Directory Data Wrangling

Data Wrangling

What is Data Wrangling?

Data Wrangling is the process of cleaning and unifying messy and complex data sets for easy access and analysis. Data Wrangling is the process of transforming data from its original “raw” form into a more digestible format and organizing sets from various sources into a singular coherent whole for further processing.

How does Data Wrangling work?

Data Wrangling is one of those technical terms that are more or less self-descriptive. This operation includes a sequence of the following processes:

Preprocessing — the initial state that occurs right after the acquiring of data.
Standardizing data into an understandable format. For example, you have a user profile events record, and you need to sort it by types of events and time stamps;
Cleaning data from noise, missing, or erroneous elements.
Consolidating data from various sources or data sets into a coherent whole.
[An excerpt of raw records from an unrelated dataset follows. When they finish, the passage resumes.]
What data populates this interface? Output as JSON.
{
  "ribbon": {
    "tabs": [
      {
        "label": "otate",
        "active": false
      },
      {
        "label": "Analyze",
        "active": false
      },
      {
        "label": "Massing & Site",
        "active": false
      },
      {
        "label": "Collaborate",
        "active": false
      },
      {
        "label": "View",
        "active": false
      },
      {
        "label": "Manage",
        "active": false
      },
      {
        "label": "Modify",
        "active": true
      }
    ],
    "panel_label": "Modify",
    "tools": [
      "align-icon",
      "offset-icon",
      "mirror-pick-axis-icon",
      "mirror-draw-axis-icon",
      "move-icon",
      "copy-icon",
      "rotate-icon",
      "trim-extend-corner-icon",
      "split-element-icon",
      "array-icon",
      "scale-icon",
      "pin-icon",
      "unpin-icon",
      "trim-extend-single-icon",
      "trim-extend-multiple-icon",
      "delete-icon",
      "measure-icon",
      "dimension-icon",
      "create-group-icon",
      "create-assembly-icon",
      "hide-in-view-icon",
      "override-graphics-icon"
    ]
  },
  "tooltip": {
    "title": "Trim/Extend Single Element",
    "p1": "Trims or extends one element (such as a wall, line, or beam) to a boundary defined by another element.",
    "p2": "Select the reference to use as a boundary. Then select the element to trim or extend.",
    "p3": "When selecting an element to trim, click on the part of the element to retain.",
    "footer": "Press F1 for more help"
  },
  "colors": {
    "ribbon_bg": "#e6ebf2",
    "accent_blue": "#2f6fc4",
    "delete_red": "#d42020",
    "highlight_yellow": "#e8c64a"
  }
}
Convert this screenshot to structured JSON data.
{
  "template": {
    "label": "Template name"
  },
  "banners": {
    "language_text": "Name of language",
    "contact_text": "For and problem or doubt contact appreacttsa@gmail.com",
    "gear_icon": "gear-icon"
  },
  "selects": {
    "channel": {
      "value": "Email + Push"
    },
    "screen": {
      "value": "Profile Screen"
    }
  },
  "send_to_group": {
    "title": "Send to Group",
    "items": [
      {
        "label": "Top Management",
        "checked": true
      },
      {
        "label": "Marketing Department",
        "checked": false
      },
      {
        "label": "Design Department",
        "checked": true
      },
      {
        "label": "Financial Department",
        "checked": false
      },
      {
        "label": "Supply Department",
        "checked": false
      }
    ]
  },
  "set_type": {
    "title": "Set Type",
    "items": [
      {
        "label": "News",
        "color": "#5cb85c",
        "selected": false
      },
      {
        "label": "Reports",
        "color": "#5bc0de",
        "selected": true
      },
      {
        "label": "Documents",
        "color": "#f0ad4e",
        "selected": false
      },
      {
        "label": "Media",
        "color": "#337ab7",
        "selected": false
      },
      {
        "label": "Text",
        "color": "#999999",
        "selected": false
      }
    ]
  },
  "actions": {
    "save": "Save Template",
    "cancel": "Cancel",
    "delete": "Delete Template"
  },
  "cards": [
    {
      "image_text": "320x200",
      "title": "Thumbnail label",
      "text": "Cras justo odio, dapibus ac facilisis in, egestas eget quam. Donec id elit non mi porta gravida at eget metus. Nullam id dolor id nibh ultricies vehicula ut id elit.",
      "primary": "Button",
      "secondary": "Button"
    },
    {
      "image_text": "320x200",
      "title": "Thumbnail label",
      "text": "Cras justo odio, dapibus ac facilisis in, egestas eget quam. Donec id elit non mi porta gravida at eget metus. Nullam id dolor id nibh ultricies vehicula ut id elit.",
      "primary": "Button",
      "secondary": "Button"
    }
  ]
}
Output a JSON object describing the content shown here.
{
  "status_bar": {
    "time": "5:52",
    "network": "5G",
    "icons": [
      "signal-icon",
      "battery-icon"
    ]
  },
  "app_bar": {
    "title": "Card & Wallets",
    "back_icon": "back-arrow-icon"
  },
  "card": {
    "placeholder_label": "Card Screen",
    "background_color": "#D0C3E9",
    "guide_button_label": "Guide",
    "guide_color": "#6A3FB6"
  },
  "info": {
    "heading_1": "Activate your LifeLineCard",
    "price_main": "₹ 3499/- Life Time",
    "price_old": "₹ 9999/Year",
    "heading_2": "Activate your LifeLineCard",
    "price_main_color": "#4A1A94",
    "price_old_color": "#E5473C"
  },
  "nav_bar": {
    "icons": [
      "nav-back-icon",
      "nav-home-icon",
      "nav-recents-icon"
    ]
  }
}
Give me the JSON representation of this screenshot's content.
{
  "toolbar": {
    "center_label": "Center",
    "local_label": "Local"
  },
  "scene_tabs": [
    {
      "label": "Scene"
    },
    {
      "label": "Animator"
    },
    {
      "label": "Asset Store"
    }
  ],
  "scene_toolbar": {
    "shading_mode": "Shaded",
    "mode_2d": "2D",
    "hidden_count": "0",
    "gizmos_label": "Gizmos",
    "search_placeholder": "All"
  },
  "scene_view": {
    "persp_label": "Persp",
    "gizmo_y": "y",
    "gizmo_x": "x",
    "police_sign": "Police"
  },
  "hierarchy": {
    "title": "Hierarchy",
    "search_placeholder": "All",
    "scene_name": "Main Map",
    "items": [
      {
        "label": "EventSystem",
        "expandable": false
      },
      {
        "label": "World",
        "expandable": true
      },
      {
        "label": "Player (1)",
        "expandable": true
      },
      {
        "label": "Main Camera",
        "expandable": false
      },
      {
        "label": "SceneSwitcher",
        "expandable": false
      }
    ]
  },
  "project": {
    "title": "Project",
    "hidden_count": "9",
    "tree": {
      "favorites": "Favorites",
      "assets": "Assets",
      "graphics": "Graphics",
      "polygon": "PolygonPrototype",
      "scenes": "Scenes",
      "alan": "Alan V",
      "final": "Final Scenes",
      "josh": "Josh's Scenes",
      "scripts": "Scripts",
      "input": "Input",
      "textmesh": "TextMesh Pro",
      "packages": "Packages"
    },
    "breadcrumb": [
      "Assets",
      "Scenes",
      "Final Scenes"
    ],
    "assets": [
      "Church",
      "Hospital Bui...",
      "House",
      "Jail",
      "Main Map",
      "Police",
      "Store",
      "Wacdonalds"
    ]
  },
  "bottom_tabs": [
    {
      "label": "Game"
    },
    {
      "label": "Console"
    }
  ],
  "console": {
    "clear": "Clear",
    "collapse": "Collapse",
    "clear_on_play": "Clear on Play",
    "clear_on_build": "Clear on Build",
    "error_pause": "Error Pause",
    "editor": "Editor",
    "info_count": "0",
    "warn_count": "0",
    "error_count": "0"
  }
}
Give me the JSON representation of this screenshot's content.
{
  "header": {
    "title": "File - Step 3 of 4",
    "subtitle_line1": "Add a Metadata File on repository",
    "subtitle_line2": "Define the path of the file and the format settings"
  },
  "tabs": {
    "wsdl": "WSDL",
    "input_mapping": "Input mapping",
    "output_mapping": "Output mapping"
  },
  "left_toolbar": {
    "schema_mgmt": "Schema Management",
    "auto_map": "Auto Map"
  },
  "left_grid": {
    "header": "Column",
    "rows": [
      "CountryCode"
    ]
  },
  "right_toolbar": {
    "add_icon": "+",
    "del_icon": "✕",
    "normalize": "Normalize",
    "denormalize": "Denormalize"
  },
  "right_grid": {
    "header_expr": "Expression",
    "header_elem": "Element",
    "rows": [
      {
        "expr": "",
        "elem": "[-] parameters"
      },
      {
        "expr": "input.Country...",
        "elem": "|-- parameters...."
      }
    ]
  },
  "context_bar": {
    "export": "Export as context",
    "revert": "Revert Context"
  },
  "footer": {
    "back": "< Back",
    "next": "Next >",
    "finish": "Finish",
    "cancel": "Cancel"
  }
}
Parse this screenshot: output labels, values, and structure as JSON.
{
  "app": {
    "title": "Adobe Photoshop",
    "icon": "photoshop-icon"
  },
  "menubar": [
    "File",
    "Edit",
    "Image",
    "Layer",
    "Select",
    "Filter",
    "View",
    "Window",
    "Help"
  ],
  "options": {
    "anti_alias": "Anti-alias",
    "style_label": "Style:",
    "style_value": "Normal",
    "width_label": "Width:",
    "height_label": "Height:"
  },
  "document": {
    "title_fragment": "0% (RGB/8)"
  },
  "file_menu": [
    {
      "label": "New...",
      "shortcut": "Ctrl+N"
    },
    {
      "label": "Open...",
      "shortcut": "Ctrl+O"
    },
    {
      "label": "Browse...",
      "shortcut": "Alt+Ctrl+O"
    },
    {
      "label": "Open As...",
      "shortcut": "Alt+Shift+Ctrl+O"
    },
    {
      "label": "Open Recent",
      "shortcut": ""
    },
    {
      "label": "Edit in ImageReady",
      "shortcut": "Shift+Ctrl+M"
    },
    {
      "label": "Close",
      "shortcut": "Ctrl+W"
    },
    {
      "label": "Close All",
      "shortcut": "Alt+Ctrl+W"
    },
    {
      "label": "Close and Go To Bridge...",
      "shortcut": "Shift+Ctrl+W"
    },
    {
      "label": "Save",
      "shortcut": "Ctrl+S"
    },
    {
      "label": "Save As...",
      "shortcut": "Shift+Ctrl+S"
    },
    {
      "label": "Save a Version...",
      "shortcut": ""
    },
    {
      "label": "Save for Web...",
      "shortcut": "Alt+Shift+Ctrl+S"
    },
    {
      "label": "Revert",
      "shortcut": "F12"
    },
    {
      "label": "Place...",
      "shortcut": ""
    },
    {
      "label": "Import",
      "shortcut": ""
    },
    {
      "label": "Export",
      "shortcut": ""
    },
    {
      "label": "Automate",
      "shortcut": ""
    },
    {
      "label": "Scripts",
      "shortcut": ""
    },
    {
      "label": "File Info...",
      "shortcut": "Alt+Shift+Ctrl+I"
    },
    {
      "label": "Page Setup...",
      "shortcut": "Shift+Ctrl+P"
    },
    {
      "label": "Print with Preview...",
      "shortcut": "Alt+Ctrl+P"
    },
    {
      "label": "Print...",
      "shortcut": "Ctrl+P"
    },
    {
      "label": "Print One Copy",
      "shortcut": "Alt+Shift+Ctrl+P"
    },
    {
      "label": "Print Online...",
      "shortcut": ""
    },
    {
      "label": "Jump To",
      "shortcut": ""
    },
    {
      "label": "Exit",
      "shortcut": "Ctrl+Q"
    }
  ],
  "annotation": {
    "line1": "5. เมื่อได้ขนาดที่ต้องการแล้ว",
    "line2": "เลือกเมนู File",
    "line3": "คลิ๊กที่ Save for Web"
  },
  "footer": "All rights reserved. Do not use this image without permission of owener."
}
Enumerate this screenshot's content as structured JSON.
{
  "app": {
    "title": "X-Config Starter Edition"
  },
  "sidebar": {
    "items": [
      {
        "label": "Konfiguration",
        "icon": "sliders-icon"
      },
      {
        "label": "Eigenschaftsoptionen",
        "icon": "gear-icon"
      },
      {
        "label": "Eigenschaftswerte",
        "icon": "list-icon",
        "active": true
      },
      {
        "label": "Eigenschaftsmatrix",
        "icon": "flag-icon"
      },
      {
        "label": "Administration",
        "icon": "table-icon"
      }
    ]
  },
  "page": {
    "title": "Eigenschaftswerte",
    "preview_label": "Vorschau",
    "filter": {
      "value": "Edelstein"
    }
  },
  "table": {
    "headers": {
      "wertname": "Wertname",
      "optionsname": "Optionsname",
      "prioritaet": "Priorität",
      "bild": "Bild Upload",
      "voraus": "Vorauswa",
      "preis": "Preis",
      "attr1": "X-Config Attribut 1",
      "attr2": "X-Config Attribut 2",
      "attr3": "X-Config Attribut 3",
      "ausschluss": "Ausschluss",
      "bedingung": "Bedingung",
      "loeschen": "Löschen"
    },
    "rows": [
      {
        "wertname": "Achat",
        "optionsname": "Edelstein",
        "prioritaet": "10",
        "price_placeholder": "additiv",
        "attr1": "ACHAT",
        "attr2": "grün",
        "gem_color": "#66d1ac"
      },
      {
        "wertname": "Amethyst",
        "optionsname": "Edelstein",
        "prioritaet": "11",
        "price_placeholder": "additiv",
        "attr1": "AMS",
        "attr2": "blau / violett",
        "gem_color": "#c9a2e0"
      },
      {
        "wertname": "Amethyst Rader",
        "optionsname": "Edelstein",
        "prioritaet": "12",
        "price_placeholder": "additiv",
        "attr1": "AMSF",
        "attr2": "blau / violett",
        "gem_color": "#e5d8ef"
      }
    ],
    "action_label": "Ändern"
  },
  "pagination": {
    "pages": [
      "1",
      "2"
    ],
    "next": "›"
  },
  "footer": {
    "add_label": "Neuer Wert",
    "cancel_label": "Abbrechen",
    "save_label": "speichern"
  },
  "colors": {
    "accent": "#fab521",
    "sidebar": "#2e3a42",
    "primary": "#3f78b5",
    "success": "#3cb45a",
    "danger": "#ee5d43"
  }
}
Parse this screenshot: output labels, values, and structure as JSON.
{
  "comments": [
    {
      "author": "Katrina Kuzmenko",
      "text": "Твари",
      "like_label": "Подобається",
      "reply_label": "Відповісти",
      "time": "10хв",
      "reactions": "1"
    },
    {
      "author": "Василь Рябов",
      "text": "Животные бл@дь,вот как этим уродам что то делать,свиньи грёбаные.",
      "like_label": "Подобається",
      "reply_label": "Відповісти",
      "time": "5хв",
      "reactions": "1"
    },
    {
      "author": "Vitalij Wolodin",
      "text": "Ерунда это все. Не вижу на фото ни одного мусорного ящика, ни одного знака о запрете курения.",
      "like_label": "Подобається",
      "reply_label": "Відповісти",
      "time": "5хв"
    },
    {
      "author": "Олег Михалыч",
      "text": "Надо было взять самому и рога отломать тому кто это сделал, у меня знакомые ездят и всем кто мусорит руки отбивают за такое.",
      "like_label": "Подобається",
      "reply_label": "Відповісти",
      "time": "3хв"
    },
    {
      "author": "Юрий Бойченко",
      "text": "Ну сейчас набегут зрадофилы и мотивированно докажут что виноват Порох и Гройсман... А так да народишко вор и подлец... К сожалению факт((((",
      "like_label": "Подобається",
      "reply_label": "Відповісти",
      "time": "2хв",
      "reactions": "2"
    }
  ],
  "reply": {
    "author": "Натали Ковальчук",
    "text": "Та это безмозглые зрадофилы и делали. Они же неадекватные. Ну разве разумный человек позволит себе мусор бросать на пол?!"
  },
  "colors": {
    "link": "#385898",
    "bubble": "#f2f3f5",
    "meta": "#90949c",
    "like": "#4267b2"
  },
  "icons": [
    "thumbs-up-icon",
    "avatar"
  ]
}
For example, you have an affiliate advertising network, and you need to gather performance statistics for the current stage of the marketing campaign;
Matching data with the existing data sets. For example, you already have user data for a certain period and unite these sets into a more expansive one;
Filtering data through determined settings for the processing.

Example

If you want to visualize the number of customers by city, then you need to ensure that there is only one row per city before data visualization. If you have two rows like Munchen and Munich representing the same city this could lead to wrong results. One of the rows has to be changed manually by the data analyst and this is done by creating a mapping on the fly in the visualization tool and applied to every row of data to detect more such issues and the process is repeated for other cities.